51. Third, a mere risk that the goods may be diverted is not sufficient to justify a conclusion that the goods have been or will be put on the market.
52. Fourth, the Counterfeit Goods Regulation has not introduced a new criterion for the purposes of ascertaining the existence of an infringement of a registered trade mark or to determine whether there is a use of the mark which is liable to be prohibited".
Applying these four principles, Kitchin J could only refuse the application for judicial review and express his regret:
"80. ... I recognise that this result is not satisfactory. I can only hope it provokes a review of the adequacy of the measures available to combat the international trade in fake goods by preventing their transhipment through Member States".
The IPKat shares the judge's sentiments. Merpel adds, the same ruling presumably applies equally to situations in which the goods in question are fake brake pads, counterfeit medicines or, which is just as serious, tainted cat food.
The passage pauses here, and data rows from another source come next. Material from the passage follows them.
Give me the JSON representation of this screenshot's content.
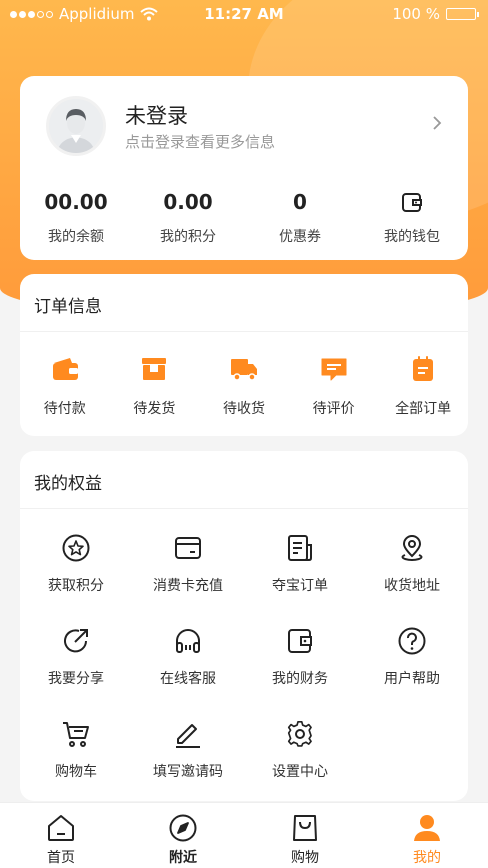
{
  "status_bar": {
    "carrier": "Applidium",
    "time": "11:27 AM",
    "battery": "100 %"
  },
  "profile": {
    "name": "未登录",
    "subtitle": "点击登录查看更多信息",
    "avatar_icon": "user-avatar-icon",
    "stats": [
      {
        "value": "00.00",
        "label": "我的余额"
      },
      {
        "value": "0.00",
        "label": "我的积分"
      },
      {
        "value": "0",
        "label": "优惠券"
      },
      {
        "value_icon": "wallet-icon",
        "label": "我的钱包"
      }
    ]
  },
  "orders": {
    "title": "订单信息",
    "items": [
      {
        "label": "待付款",
        "icon": "wallet-icon"
      },
      {
        "label": "待发货",
        "icon": "box-icon"
      },
      {
        "label": "待收货",
        "icon": "truck-icon"
      },
      {
        "label": "待评价",
        "icon": "comment-icon"
      },
      {
        "label": "全部订单",
        "icon": "clipboard-icon"
      }
    ]
  },
  "benefits": {
    "title": "我的权益",
    "items": [
      {
        "label": "获取积分",
        "icon": "star-circle-icon"
      },
      {
        "label": "消费卡充值",
        "icon": "card-icon"
      },
      {
        "label": "夺宝订单",
        "icon": "document-icon"
      },
      {
        "label": "收货地址",
        "icon": "location-pin-icon"
      },
      {
        "label": "我要分享",
        "icon": "share-icon"
      },
      {
        "label": "在线客服",
        "icon": "headset-icon"
      },
      {
        "label": "我的财务",
        "icon": "wallet-outline-icon"
      },
      {
        "label": "用户帮助",
        "icon": "help-icon"
      },
      {
        "label": "购物车",
        "icon": "cart-icon"
      },
      {
        "label": "填写邀请码",
        "icon": "pen-icon"
      },
      {
        "label": "设置中心",
        "icon": "gear-icon"
      }
    ]
  },
  "tabs": [
    {
      "label": "首页",
      "icon": "home-icon"
    },
    {
      "label": "附近",
      "icon": "compass-icon"
    },
    {
      "label": "购物",
      "icon": "shopping-bag-icon"
    },
    {
      "label": "我的",
      "icon": "person-icon",
      "active": true
    }
  ],
  "colors": {
    "accent": "#ff8a1f",
    "hero_top": "#ffb84d",
    "hero_bottom": "#ff9a3a"
  }
}
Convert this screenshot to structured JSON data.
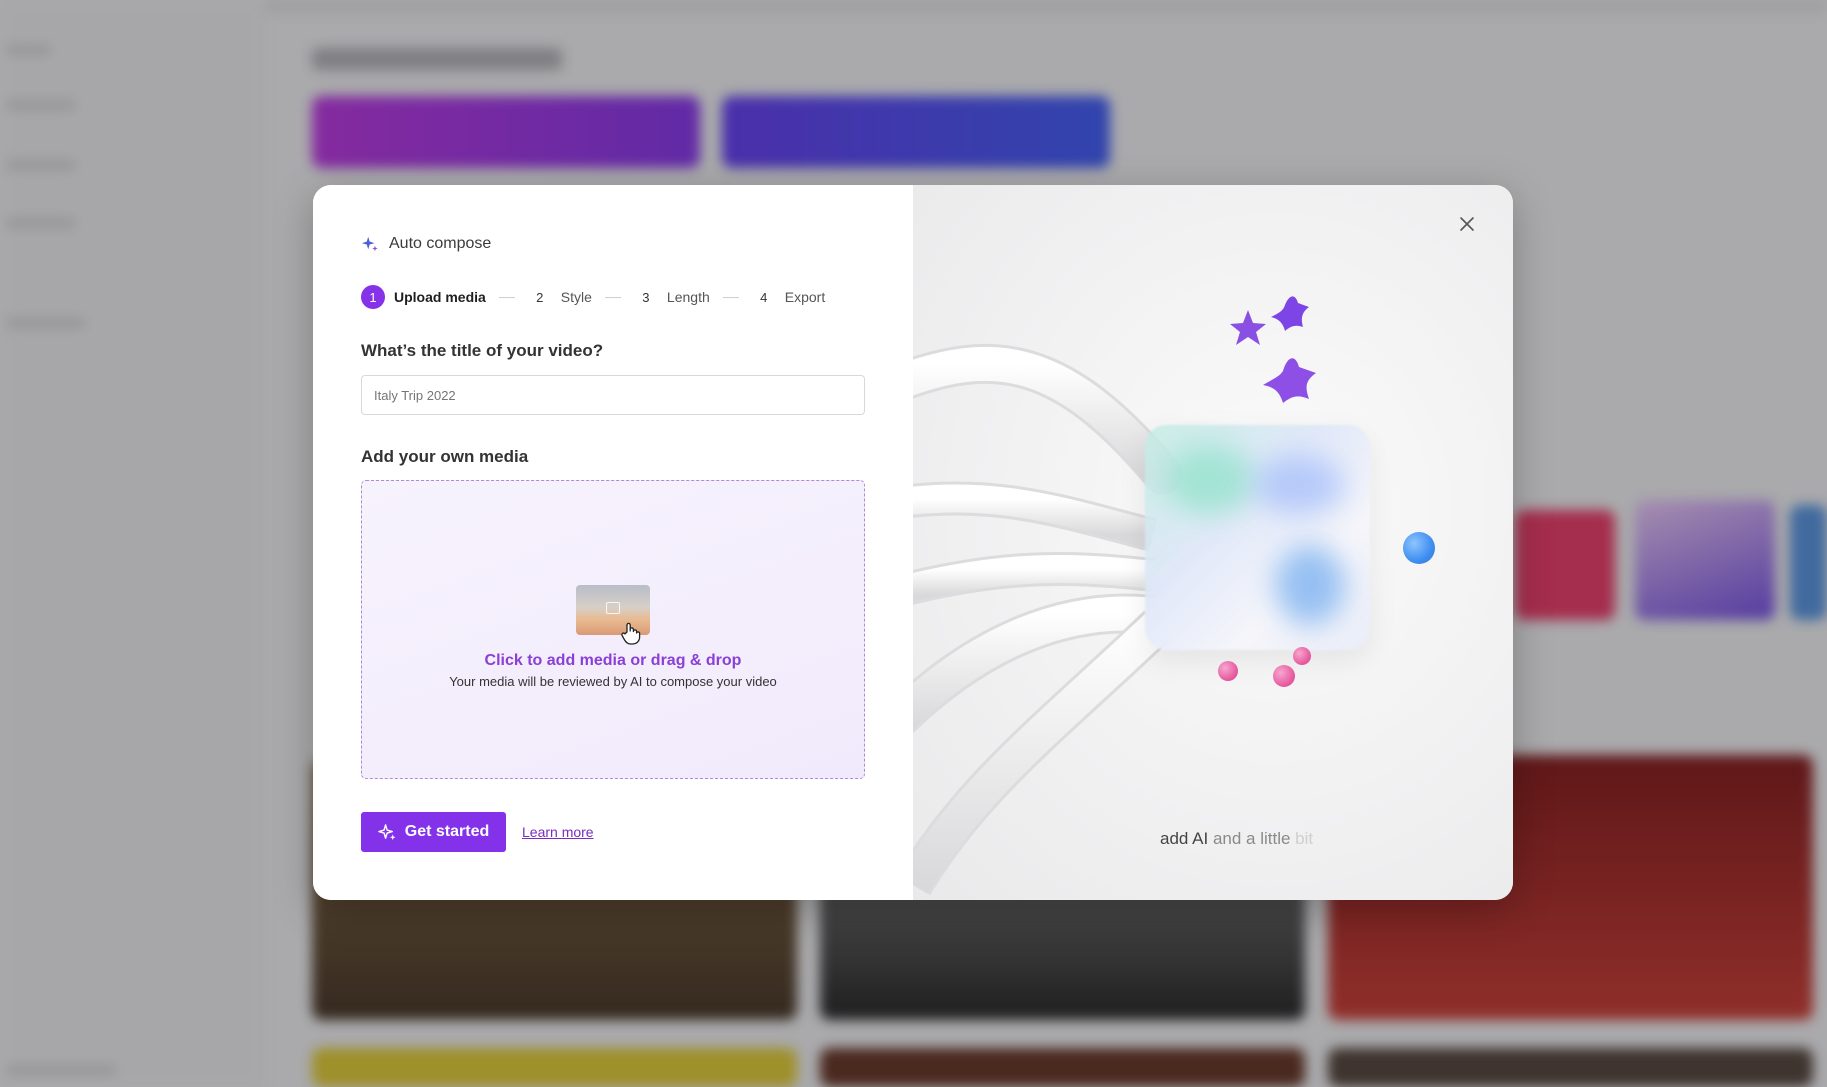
{
  "dialog": {
    "header": {
      "title": "Auto compose",
      "icon": "sparkle-icon"
    },
    "steps": [
      {
        "number": "1",
        "label": "Upload media",
        "active": true
      },
      {
        "number": "2",
        "label": "Style",
        "active": false
      },
      {
        "number": "3",
        "label": "Length",
        "active": false
      },
      {
        "number": "4",
        "label": "Export",
        "active": false
      }
    ],
    "title_question": "What’s the title of your video?",
    "title_input": {
      "value": "",
      "placeholder": "Italy Trip 2022"
    },
    "media_section_title": "Add your own media",
    "dropzone": {
      "cta": "Click to add media or drag & drop",
      "subtext": "Your media will be reviewed by AI to compose your video"
    },
    "primary_button": {
      "label": "Get started",
      "icon": "sparkle-icon"
    },
    "learn_more": "Learn more",
    "close_icon": "close-icon",
    "illustration_caption": {
      "part1": "add AI",
      "part2": " and a little",
      "part3": " bit"
    }
  },
  "colors": {
    "accent": "#8432ea",
    "link": "#7a2dbf",
    "dropzone_border": "#b08ad6",
    "orb": "#3f8ff0"
  }
}
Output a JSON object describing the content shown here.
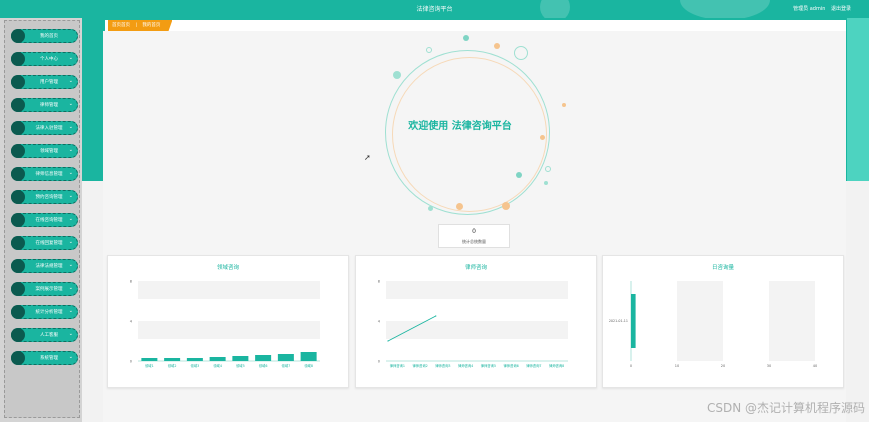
{
  "header": {
    "title": "法律咨询平台",
    "user_label": "管理员 admin",
    "logout_label": "退出登录"
  },
  "colors": {
    "primary": "#1ab5a0",
    "accent": "#f39c12",
    "dark": "#0b5a4f"
  },
  "breadcrumb": {
    "home": "首页首页",
    "current": "我的首页"
  },
  "sidebar": {
    "items": [
      {
        "label": "我的首页",
        "chevron": ""
      },
      {
        "label": "个人中心",
        "chevron": "⌄"
      },
      {
        "label": "用户管理",
        "chevron": "⌄"
      },
      {
        "label": "律师管理",
        "chevron": "⌄"
      },
      {
        "label": "法律入驻管理",
        "chevron": "⌄"
      },
      {
        "label": "领域管理",
        "chevron": "⌄"
      },
      {
        "label": "律师信息管理",
        "chevron": "⌄"
      },
      {
        "label": "预约咨询管理",
        "chevron": "⌄"
      },
      {
        "label": "在线咨询管理",
        "chevron": "⌄"
      },
      {
        "label": "在线回复管理",
        "chevron": "⌄"
      },
      {
        "label": "法律法规管理",
        "chevron": "⌄"
      },
      {
        "label": "案例展示管理",
        "chevron": "⌄"
      },
      {
        "label": "统计分析管理",
        "chevron": "⌄"
      },
      {
        "label": "人工客服",
        "chevron": "⌄"
      },
      {
        "label": "系统管理",
        "chevron": "⌄"
      }
    ]
  },
  "welcome": {
    "text": "欢迎使用 法律咨询平台"
  },
  "stat": {
    "value": "0",
    "caption": "统计总统数量"
  },
  "chart_data": [
    {
      "type": "bar",
      "title": "领域咨询",
      "categories": [
        "领域1",
        "领域2",
        "领域3",
        "领域4",
        "领域5",
        "领域6",
        "领域7",
        "领域8"
      ],
      "values": [
        0.3,
        0.3,
        0.3,
        0.4,
        0.5,
        0.6,
        0.7,
        0.9
      ],
      "ylim": [
        0,
        8
      ],
      "yticks": [
        "0",
        "4",
        "8"
      ]
    },
    {
      "type": "line",
      "title": "律师咨询",
      "categories": [
        "律师咨询1",
        "律师咨询2",
        "律师咨询3",
        "律师咨询4",
        "律师咨询5",
        "律师咨询6",
        "律师咨询7",
        "律师咨询8"
      ],
      "values": [
        2,
        4.5
      ],
      "ylim": [
        0,
        8
      ],
      "yticks": [
        "0",
        "4",
        "8"
      ]
    },
    {
      "type": "bar",
      "title": "日咨询量",
      "orientation": "horizontal",
      "categories": [
        "2021-01-11"
      ],
      "values": [
        1
      ],
      "xlim": [
        0,
        40
      ],
      "xticks": [
        "0",
        "10",
        "20",
        "30",
        "40"
      ]
    }
  ],
  "watermark": "CSDN @杰记计算机程序源码"
}
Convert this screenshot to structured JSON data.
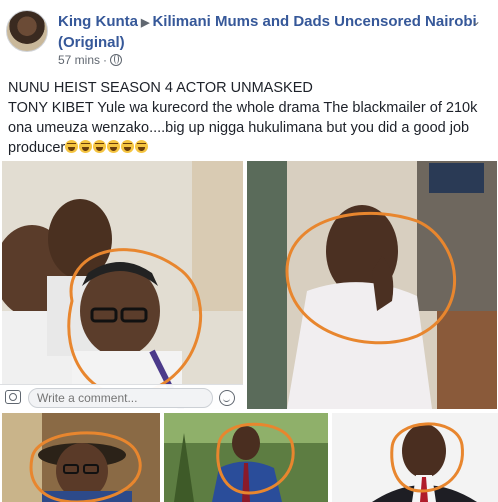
{
  "post": {
    "author": "King Kunta",
    "group": "Kilimani Mums and Dads Uncensored Nairobi (Original)",
    "time": "57 mins",
    "separator": "·",
    "headline": "NUNU HEIST SEASON 4 ACTOR UNMASKED",
    "body": "TONY KIBET Yule wa kurecord the whole drama The blackmailer of 210k ona umeuza wenzako....big up nigga hukulimana but you did a good job producer",
    "emoji_count": 6
  },
  "comment": {
    "placeholder": "Write a comment..."
  },
  "icons": {
    "arrow": "right-triangle-icon",
    "privacy": "globe-icon",
    "menu": "chevron-down-icon",
    "camera": "camera-icon",
    "emoji": "smile-icon",
    "laugh": "laughing-emoji-icon"
  },
  "colors": {
    "link": "#365899",
    "text": "#1d2129",
    "meta": "#606770",
    "circle_annotation": "#e8862e"
  }
}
A review of both the policy and the mechanics of implementation of the detention of goods is certainly in order.

4 comments:

gyg3s said...

"Merpel adds, the same ruling presumably applies equally to situations in which the goods in question are fake brake pads, counterfeit medicines or, which is just as serious, tainted cat food."

Merpel is being disingenuous with these comments. Just because a product is counterfeit doesn't mean that it is necessarily of inferior technical quality.

Looking at the state of outsourcing, there is going to be very little distinction in terms of quality between counterfeit product and product that has a rentiers label.

Also, I haven't seen any rebuttal of the presumption that counterfeiting is a mechanism of price differentiation.

Anonymous said...

Can anybody comment whether this same reasoning "put on the market" applies to the patented goods.

Does the transit constitute an infringement?

Further more, does a transit from outside of EU to the final destination in EU, where the patent has expired, infringe the patent rights in the transit countries where patent is in force?

Anonymous said...

Anon. 27.07.2009, 17:10,

My thoughts were also that patent infringement would have been a productive avenue to pursue, with the infringing act being that of importing or possible keeping. The exceptions provided under section 60(5)(d)-(f) do not apply.

Perhaps Nokia does not have any patents which would have been infringed by the Chinese goods.

Sam said...

It sure sounds like a review is in order. How can this policy be so lenient? No wonder there are so many counterfeit goods.